Tracking work efficiency can be the smartest move you make in this inflationary environment, revealing whether your growth is actually generating cash or quietly eroding.
In 2023, I received a call from a $100 million travel agency based in Florida. Out of the pandemic, their revenues rose 40%, up from $100 million to $140 million. Despite the increase, they found themselves “growing.”
Like many scale-ups, they began to throw more expensive people into the matter, even while they were guarding some kind of labor. As inflation became rampant it put even more pressure on wages and charged the company's vacation products faster than it increased prices.
Critical Ratio
To highlight the situation, I suggested that they are important in a critical ratio: the total margin dollars were divided by the total compensation. It includes not only total compensation including benefits and bonuses below the gross profit margin, but also total load compensation. As a baseline, this ratio was calculated from 2019.
By 2023, this ratio had fallen by half! The ever-increasing labor costs were consuming the ever-increasing margin.
They made this ratio a key figure for 2024, began working with one of their coaches and used the cash flow story tool to analyze which levers they would move to improve their cash. The results were dramatic. The company has grown from $140 million to $200 million in revenue, and more importantly, it has brought this important ratio back to its 2019 level. They've returned with a considerable amount of cash generated.
Inflation stays here
Global pricing expert Hermann Simon says he faces an average annual inflation of 5% for the rest of the decade. And many companies are still working on higher transportation costs due to interest rates and ongoing wage pressures. In many cases, salary is the biggest expense. With accumulating modest tariffs, businesses are expected to see rising costs over the years.
This is why this labor efficiency ratio is so important, and I report it at the top of the finances that there are companies that I serve the committee. I encourage all companies to use 2019 as a baseline. It's a golden year for business when we've passed the Great Recession and came before the pandemic.
As far as you go in the right direction, that's not a problem. If not, here are three immediate actions:
1. Focus on pricing strategies. The commercial landscape and maintenance company in St. Louis began considering this ratio several years ago. As a result, they focused on the aggressive escalation clause of the three-year contract that begins in 2023. Despite wage pressure, the labor efficiency ratio has increased from 113 in the first quarter of 2024 to 131 in the first quarter of this year. And they are focusing on increasing this ratio to 165 over the next two years through increased labor productivity.
Don't know where to find efficiency? Check for Dan Heath reset. Six chapters to identify constraints to address, as well as some that fix them in just five days.

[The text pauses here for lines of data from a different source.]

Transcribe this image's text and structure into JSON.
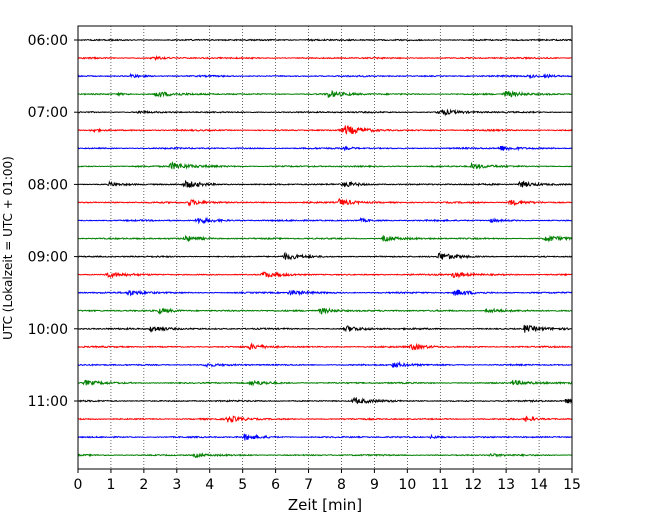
{
  "chart_data": {
    "type": "line",
    "subtype": "helicorder seismogram",
    "xlabel": "Zeit  [min]",
    "ylabel": "UTC (Lokalzeit = UTC + 01:00)",
    "xlim": [
      0,
      15
    ],
    "x_ticks": [
      0,
      1,
      2,
      3,
      4,
      5,
      6,
      7,
      8,
      9,
      10,
      11,
      12,
      13,
      14,
      15
    ],
    "y_tick_labels": [
      "06:00",
      "07:00",
      "08:00",
      "09:00",
      "10:00",
      "11:00"
    ],
    "rows_per_hour": 4,
    "minutes_per_row": 15,
    "row_count": 24,
    "color_cycle": [
      "#000000",
      "#ff0000",
      "#0000ff",
      "#008000"
    ],
    "vertical_grid": "dotted",
    "horizontal_grid": false,
    "series": [
      {
        "start": "06:00",
        "color": "#000000",
        "events": [
          [
            7.0,
            0.3,
            1.0
          ]
        ]
      },
      {
        "start": "06:15",
        "color": "#ff0000",
        "events": [
          [
            2.25,
            0.55,
            1.0
          ]
        ]
      },
      {
        "start": "06:30",
        "color": "#0000ff",
        "events": [
          [
            1.6,
            0.55,
            1.0
          ],
          [
            13.7,
            0.5,
            0.8
          ],
          [
            14.2,
            0.5,
            0.8
          ]
        ]
      },
      {
        "start": "06:45",
        "color": "#008000",
        "events": [
          [
            1.2,
            0.3,
            1.0
          ],
          [
            2.35,
            1.0,
            1.5
          ],
          [
            7.6,
            1.0,
            1.5
          ],
          [
            12.95,
            1.1,
            1.5
          ]
        ]
      },
      {
        "start": "07:00",
        "color": "#000000",
        "events": [
          [
            1.8,
            0.4,
            1.0
          ],
          [
            10.95,
            1.0,
            1.5
          ]
        ]
      },
      {
        "start": "07:15",
        "color": "#ff0000",
        "events": [
          [
            0.4,
            0.55,
            1.0
          ],
          [
            8.05,
            1.5,
            2.0
          ]
        ]
      },
      {
        "start": "07:30",
        "color": "#0000ff",
        "events": [
          [
            8.1,
            0.4,
            1.0
          ],
          [
            12.8,
            0.9,
            1.5
          ]
        ]
      },
      {
        "start": "07:45",
        "color": "#008000",
        "events": [
          [
            2.8,
            1.1,
            2.0
          ],
          [
            11.95,
            0.9,
            1.5
          ]
        ]
      },
      {
        "start": "08:00",
        "color": "#000000",
        "events": [
          [
            0.95,
            0.6,
            1.0
          ],
          [
            3.25,
            1.1,
            1.5
          ],
          [
            8.05,
            0.8,
            1.5
          ],
          [
            13.4,
            1.1,
            1.5
          ]
        ]
      },
      {
        "start": "08:15",
        "color": "#ff0000",
        "events": [
          [
            3.35,
            1.0,
            1.5
          ],
          [
            7.9,
            1.2,
            1.5
          ],
          [
            13.1,
            0.9,
            1.5
          ]
        ]
      },
      {
        "start": "08:30",
        "color": "#0000ff",
        "events": [
          [
            3.6,
            1.0,
            1.5
          ],
          [
            8.55,
            0.5,
            1.0
          ],
          [
            12.5,
            0.5,
            1.0
          ]
        ]
      },
      {
        "start": "08:45",
        "color": "#008000",
        "events": [
          [
            3.25,
            0.8,
            1.5
          ],
          [
            9.25,
            0.8,
            1.5
          ],
          [
            14.2,
            1.0,
            1.5
          ]
        ]
      },
      {
        "start": "09:00",
        "color": "#000000",
        "events": [
          [
            6.25,
            1.0,
            1.5
          ],
          [
            10.95,
            1.2,
            1.5
          ]
        ]
      },
      {
        "start": "09:15",
        "color": "#ff0000",
        "events": [
          [
            0.85,
            0.9,
            1.5
          ],
          [
            5.6,
            1.0,
            1.5
          ],
          [
            11.4,
            0.9,
            1.5
          ]
        ]
      },
      {
        "start": "09:30",
        "color": "#0000ff",
        "events": [
          [
            1.5,
            0.9,
            1.5
          ],
          [
            6.4,
            0.9,
            1.5
          ],
          [
            11.45,
            1.0,
            1.5
          ]
        ]
      },
      {
        "start": "09:45",
        "color": "#008000",
        "events": [
          [
            2.45,
            0.8,
            1.5
          ],
          [
            7.35,
            1.0,
            1.5
          ],
          [
            12.4,
            0.8,
            1.5
          ]
        ]
      },
      {
        "start": "10:00",
        "color": "#000000",
        "events": [
          [
            2.2,
            1.1,
            1.5
          ],
          [
            8.1,
            1.0,
            1.5
          ],
          [
            13.55,
            1.2,
            1.5
          ]
        ]
      },
      {
        "start": "10:15",
        "color": "#ff0000",
        "events": [
          [
            5.2,
            0.8,
            1.5
          ],
          [
            10.1,
            1.0,
            1.5
          ]
        ]
      },
      {
        "start": "10:30",
        "color": "#0000ff",
        "events": [
          [
            3.85,
            0.6,
            1.0
          ],
          [
            9.55,
            0.8,
            1.5
          ]
        ]
      },
      {
        "start": "10:45",
        "color": "#008000",
        "events": [
          [
            0.2,
            0.8,
            1.5
          ],
          [
            5.25,
            0.7,
            1.5
          ],
          [
            13.2,
            0.8,
            1.5
          ],
          [
            14.95,
            0.7,
            1.5
          ]
        ]
      },
      {
        "start": "11:00",
        "color": "#000000",
        "events": [
          [
            8.35,
            1.0,
            1.5
          ],
          [
            14.8,
            0.8,
            1.0
          ]
        ]
      },
      {
        "start": "11:15",
        "color": "#ff0000",
        "events": [
          [
            4.55,
            1.0,
            1.5
          ],
          [
            13.6,
            0.7,
            1.0
          ]
        ]
      },
      {
        "start": "11:30",
        "color": "#0000ff",
        "events": [
          [
            5.05,
            0.9,
            1.5
          ],
          [
            10.7,
            0.5,
            1.0
          ]
        ]
      },
      {
        "start": "11:45",
        "color": "#008000",
        "events": [
          [
            3.55,
            0.6,
            1.0
          ],
          [
            12.5,
            0.5,
            1.0
          ]
        ]
      }
    ]
  }
}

2. Fewer people paid more. In many cases, businesses cannot raise prices quickly enough to keep up with inflation. At the same time, when revenues spike, they are often adopted without proper onboarding or structure. It creates inefficiency.
You want to focus on getting less and less of all players. It really helps the denominator of our ratios. You can find someone who is three times more effective and pay twice as much. It's Costco's magic. Costco has now reached $30 per hour, but is the most efficient in generating revenue per dollar of salary in the industry.
3. Don't automate confusion. Use AI to make labor more productive, but learn from Elon Musk's mistakes and don't make the bot too fast. Remove the stupid things, streamline them, and automate them only at the end.
The most important thing you can do is pay attention to the total total margin dollar divided by the total reward. Place your company to start printing cash, like in 2019.